Tetapi jika Anda memperhatikan bukan pada uraian peristiwa kehidupan manusia, tetapi pada perubahan internal yang menyertai peristiwa-peristiwa ini, maka Anda bisa jauh lebih akurat dalam prognosis dan strategi perawatannya. Tetapi jika dalam kasus perubahan yang terjadi dalam tubuh manusia, adalah mungkin untuk mengikuti secara relatif objektif (misalnya, untuk mencerahkan dengan sinar-X, atau untuk melakukan MRI, atau untuk menganalisis organ-organ internal), lalu bagaimana cara melacak perubahan secara objektif dalam jiwa? Sejauh ini, tidak ada "sinar-X" dari jiwa yang tembus cahaya untuk secara objektif menentukan setidaknya "fraktur" dangkal dari apa yang harus cukup solid untuk mempertahankan struktur internal.
Semua alat yang dimiliki psikolog dan psikoterapis adalah di antara yang paling "obyektif" (dalam tanda kutip karena, menurut pendapat saya, mereka sangat jauh dari objektivitas), tes yang divalidasi dan standar di satu sisi, dan kesan pribadi yang paling subjektif, analisis dan intuisi dengan sisi lain. Ini tidak jauh lebih baik daripada dalam pengobatan pada Abad Pertengahan, ketika seseorang dengan kaki yang sakit dapat dibawa ke dokter, dan ia harus membuat diagnosis dan memulai perawatan tanpa instrumen objektif - baik sinar X, atau bahkan tes darah umum. Dan apa yang bisa dia lakukan? Usahakan untuk hanya merasakan dengan lembut tempat yang terluka (yang dalam kasus apa pun akan menyebabkan rasa sakit, dan terkadang rasa sakit yang liar dan keinginan pasien untuk melarikan diri dari "dokter" semacam itu).
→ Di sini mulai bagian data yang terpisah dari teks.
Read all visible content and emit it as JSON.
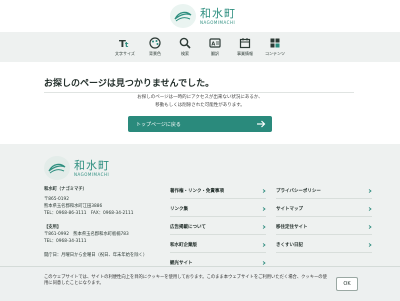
{
  "site": {
    "logo_text": "和水町",
    "logo_sub": "NAGOMIMACHI"
  },
  "nav": [
    {
      "label": "文字サイズ",
      "icon": "text-size-icon"
    },
    {
      "label": "背景色",
      "icon": "palette-icon"
    },
    {
      "label": "検索",
      "icon": "search-icon"
    },
    {
      "label": "翻訳",
      "icon": "translate-icon"
    },
    {
      "label": "事業情報",
      "icon": "calendar-icon"
    },
    {
      "label": "コンテンツ",
      "icon": "grid-icon"
    }
  ],
  "main": {
    "title": "お探しのページは見つかりませんでした。",
    "message_line1": "お探しのページは一時的にアクセスが出来ない状況にあるか、",
    "message_line2": "移動もしくは削除された可能性があります。",
    "top_button": "トップページに戻る"
  },
  "footer": {
    "office_name": "和水町（ナゴミマチ）",
    "postal": "〒865-0192",
    "address": "熊本県玉名郡和水町江田3886",
    "phone_fax": "TEL：0968-86-3111　FAX：0968-34-2111",
    "branch_title": "【支所】",
    "branch_address": "〒861-0992　熊本県玉名郡和水町板楠783",
    "branch_tel": "TEL：0968-34-3111",
    "hours": "開庁日：月曜日から金曜日（祝日、年末年始を除く）",
    "links_col1": [
      "著作権・リンク・免責事項",
      "リンク集",
      "広告掲載について",
      "和水町企業版",
      "観光サイト"
    ],
    "links_col2": [
      "プライバシーポリシー",
      "サイトマップ",
      "移住定住サイト",
      "きくすい日記"
    ]
  },
  "cookie": {
    "text": "このウェブサイトでは、サイトの利便性向上を目的にクッキーを使用しております。このまま本ウェブサイトをご利用いただく場合、クッキーの使用に同意したことになります。",
    "ok_label": "OK"
  },
  "colors": {
    "accent": "#2a8a7c",
    "nav_bg": "#eef1f0",
    "footer_bg": "#eef1f0"
  }
}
Nah, kalau bukan ini, lalu apa? Yang tersisa bagi dokter adalah bertanya kepada pasien tentang kejadian-kejadian dalam hidupnya yang menyebabkan situasi yang menyedihkan. Nah, tanyakan kepadanya tentang perasaannya - apa yang dia rasakan dan bagaimana. Dan untuk bertanya, tidak berharap deskripsi yang memadai dan dapat dipahami dari pengalaman dan sensasi internal.
Dan jika beberapa klien VIP dibawa ke dokter, kepada siapa ia akan takut untuk menimbulkan rasa sakit dengan manipulasi ujian (kalau tidak, ia akan mengirim dokter ke tiang gantungan untuk memperburuk penderitaan VIP)? Dan untuk semua pertanyaan seperti "bagaimana perasaanmu sekarang" atau "jelaskan sebanyak mungkin apa yang terjadi kemudian" sebagai respons dokter hanya menerima aliran kemarahan VIP-benar: "blokir, perlakukan aku dengan segera, lakukan sesuatu, kau adalah dokter atau penipu di antaranya Saya di rak sekarang?! "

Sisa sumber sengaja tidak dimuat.